Combining results for a OSX Analysis

Shannon · January 31, 2019, 8:42pm

Ok so we have an analysis for a product called Fireeye and we would like to use one analysis to query Windows and OSX devices for “version” and “state” information.

The following works for Windows
All the things
if exists service “xagt” then (version of it, state of it) of service “xagt” as string else “Not installed”

The following works for Mac
Fireeye Version
if (exists file “/Library/FireEye/xagt/xagt.app/Contents/Info.plist”) then (string “CFBundleShortVersionString” of dictionary of file ("/Library/FireEye/xagt/xagt.app/Contents/Info.plist" as string)) else “Not installed”

Fireeye Running
exists names whose(it starts with “xagt”) of processes as string

What we would like is to combine all of these questions into one tidy property in an analysis like the following

if (windows of operating system and exists service “xagt”) then (version of it, state of it) of service “xagt” as string else “Not installed” if (mac of operating system and exists file “/Library/FireEye/xagt/xagt.app/Contents/Info.plist”) then ((string “CFBundleShortVersionString” of dictionary of file ("/Library/FireEye/xagt/xagt.app/Contents/Info.plist")), (exists names whose(it starts with “xagt” OR it starts with “FireEye”) of processes as string)) else “Not Installed”

The first portion for Windows of course works beautifully, the next sections for OSX however fail miserably because, I assume, it’s not a real computer and deserves to be shamed into a non-functioning state for its pretension!

That or it’s because the If Then Else query perhaps does not like trying to be combined with data queries against two different sources?

Or if anyone has an idea of how we could make this work I’d be most grateful!

Kind regards,
Shannon

alinder · February 1, 2019, 2:51pm

There are all sorts of ways you could do this. I took a stab at one below. I think one issue you’re running into is that your Windows half is supposed to return a tuple consisting of (version, string) and your Mac half seems to be trying to return (string, boolean). Your types will have to match, so casting everything to a string will help on that front. It’s also the case that “Not Installed” is a singular string and your tuples won’t be, so that’s another mismatch.

The other thing is that there is a more efficient way to write this query (and probably an even more efficient way than I used…). Rather than checking if the file or service exists, you can use the | operator to report “Not Installed” if the service/value/what have you doesn’t exist.

Here are the examples broken down by OS:

Windows: If the service “xagt” exists, this gives (version of it, state of it) as one singular string:

q: ((version of it, state of it) as string) of service "xagt" | "Not Installed"
A: Not Installed
T: 0.208 ms
I: singular string

Mac: This one is a little less pretty. It gives the value of the CFBundleShortVersion String if the file exists, otherwise it says “Not Installed.” It also reports true/false regarding whether there’s a process with “xagt” or “FireEye” in the name. The tuple gets cast as a singular string, then, for parity with the Windows version, it reports “Not Installed” if it’s not installed, otherwise it reports the version and the status.

Q:  (if it contains "Not Installed" then "Not Installed" else it) of ((string "CFBundleShortVersionString" of dictionary of file "/Library/FireEye/xagt/xagt.app/Contents/Info.plist" | "Not Installed", (exists names whose(it starts with "xagt" OR it starts with "FireEye") of processes)) as string)
A: Not Installed
T: 451

Putting that all together and adding If/then/else to catch OSes, we get the below, which correctly reports “Not Installed” on all my test devices. You’ll have to test it on devices with the software to make sure I didn’t screw something up along the way.

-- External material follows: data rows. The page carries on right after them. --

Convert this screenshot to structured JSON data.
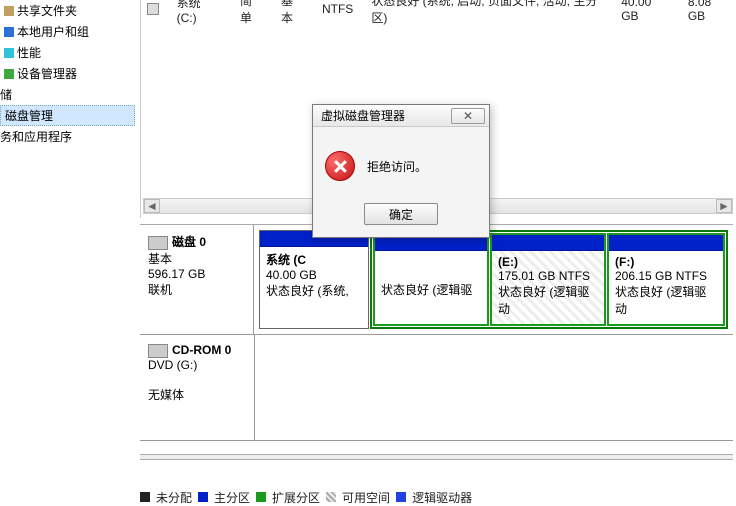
{
  "tree": {
    "items": [
      {
        "label": "共享文件夹",
        "icon": "i-tan"
      },
      {
        "label": "本地用户和组",
        "icon": "i-blue"
      },
      {
        "label": "性能",
        "icon": "i-cyan"
      },
      {
        "label": "设备管理器",
        "icon": "i-green"
      },
      {
        "label": "储",
        "icon": ""
      },
      {
        "label": "磁盘管理",
        "icon": "",
        "selected": true
      },
      {
        "label": "务和应用程序",
        "icon": ""
      }
    ]
  },
  "volumes": {
    "row": {
      "name": "系统 (C:)",
      "layout": "简单",
      "type": "基本",
      "fs": "NTFS",
      "status": "状态良好 (系统, 启动, 页面文件, 活动, 主分区)",
      "cap": "40.00 GB",
      "free": "8.08 GB"
    }
  },
  "disks": {
    "d0": {
      "title": "磁盘 0",
      "type": "基本",
      "size": "596.17 GB",
      "state": "联机",
      "parts": [
        {
          "name": "系统  (C",
          "size": "40.00 GB",
          "status": "状态良好 (系统, "
        },
        {
          "name": "",
          "size": "",
          "status": "状态良好 (逻辑驱"
        },
        {
          "name": "(E:)",
          "size": "175.01 GB NTFS",
          "status": "状态良好 (逻辑驱动"
        },
        {
          "name": "(F:)",
          "size": "206.15 GB NTFS",
          "status": "状态良好 (逻辑驱动"
        }
      ]
    },
    "cd": {
      "title": "CD-ROM 0",
      "type": "DVD (G:)",
      "state": "无媒体"
    }
  },
  "legend": {
    "l1": "未分配",
    "l2": "主分区",
    "l3": "扩展分区",
    "l4": "可用空间",
    "l5": "逻辑驱动器"
  },
  "dialog": {
    "title": "虚拟磁盘管理器",
    "msg": "拒绝访问。",
    "ok": "确定"
  }
}
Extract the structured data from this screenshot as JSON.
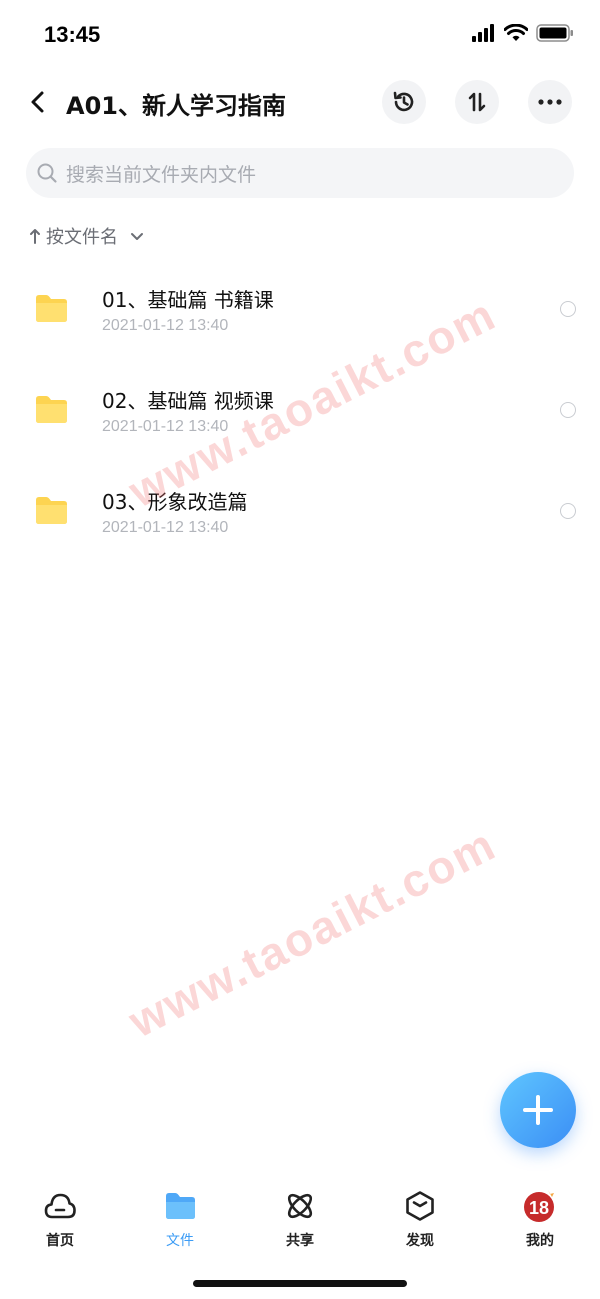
{
  "status_bar": {
    "time": "13:45"
  },
  "nav": {
    "title": "A01、新人学习指南"
  },
  "search": {
    "placeholder": "搜索当前文件夹内文件"
  },
  "sort": {
    "label": "按文件名"
  },
  "files": [
    {
      "name": "01、基础篇  书籍课",
      "date": "2021-01-12 13:40"
    },
    {
      "name": "02、基础篇 视频课",
      "date": "2021-01-12 13:40"
    },
    {
      "name": "03、形象改造篇",
      "date": "2021-01-12 13:40"
    }
  ],
  "watermark": "www.taoaikt.com",
  "tabs": [
    {
      "label": "首页",
      "icon": "cloud-icon"
    },
    {
      "label": "文件",
      "icon": "folder-icon"
    },
    {
      "label": "共享",
      "icon": "atom-icon"
    },
    {
      "label": "发现",
      "icon": "cube-icon"
    },
    {
      "label": "我的",
      "icon": "avatar-icon",
      "badge": "18"
    }
  ],
  "colors": {
    "accent": "#3c9cf5",
    "folder": "#fdd451",
    "watermark": "#f06e6e"
  }
}
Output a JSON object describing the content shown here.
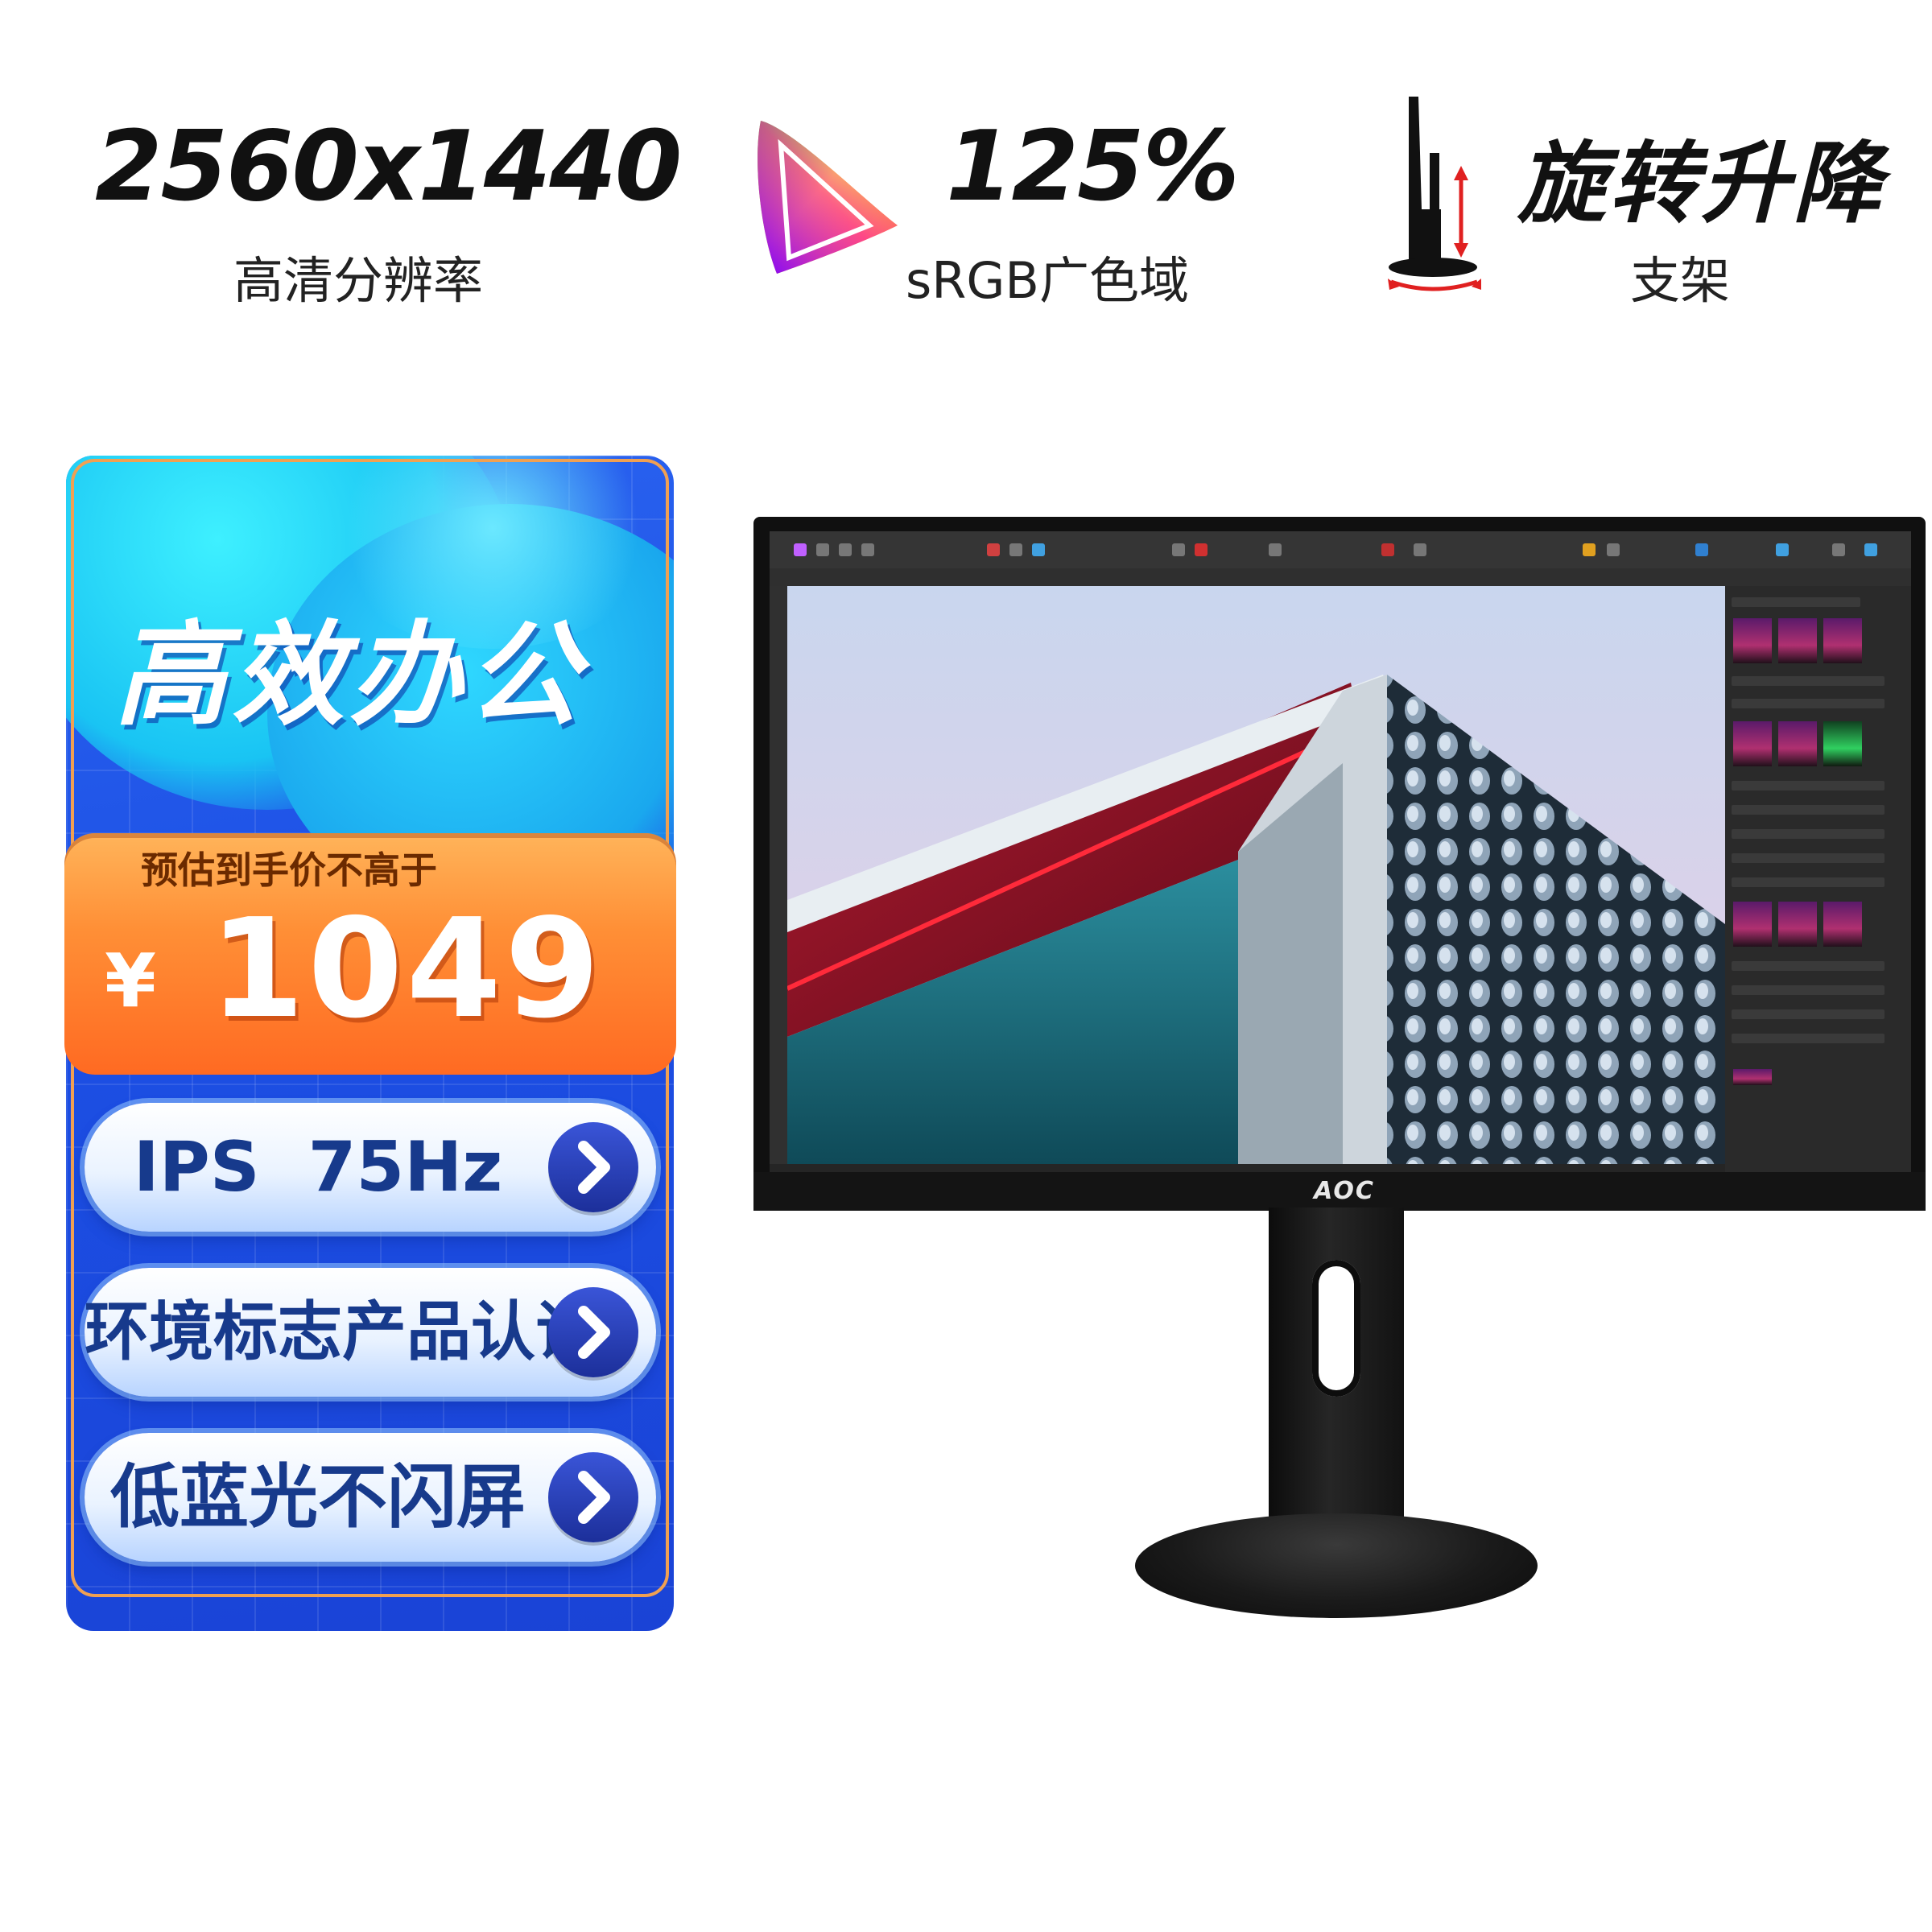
{
  "specs": [
    {
      "title": "2560x1440",
      "subtitle": "高清分辨率",
      "icon": "resolution"
    },
    {
      "title": "125%",
      "subtitle": "sRGB广色域",
      "icon": "color-gamut-icon"
    },
    {
      "title": "旋转升降",
      "subtitle": "支架",
      "icon": "stand-rotate-lift-icon"
    }
  ],
  "promo": {
    "headline": "高效办公",
    "price_label": "预估到手价不高于",
    "currency": "¥",
    "price": "1049",
    "features": [
      "IPS  75Hz",
      "环境标志产品认证",
      "低蓝光不闪屏"
    ]
  },
  "monitor": {
    "brand": "AOC"
  },
  "colors": {
    "panel_blue": "#1c4fe4",
    "price_orange": "#ff8f36",
    "pill_text": "#173a8c"
  }
}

if windows of operating system then (((version of it, state of it) as string) of service "xagt" | "Not Installed") else if mac of operating system then (if it contains "Not Installed" then "Not Installed" else it) of ((string "CFBundleShortVersionString" of dictionary of file "/Library/FireEye/xagt/xagt.app/Contents/Info.plist" | "Not Installed", (exists names whose(it starts with "xagt" OR it starts with "FireEye") of processes)) as string) else "Not Mac/PC"

Shannon · February 1, 2019, 5:35pm

That…was splendid, and works perfectly! Thank you ever so much!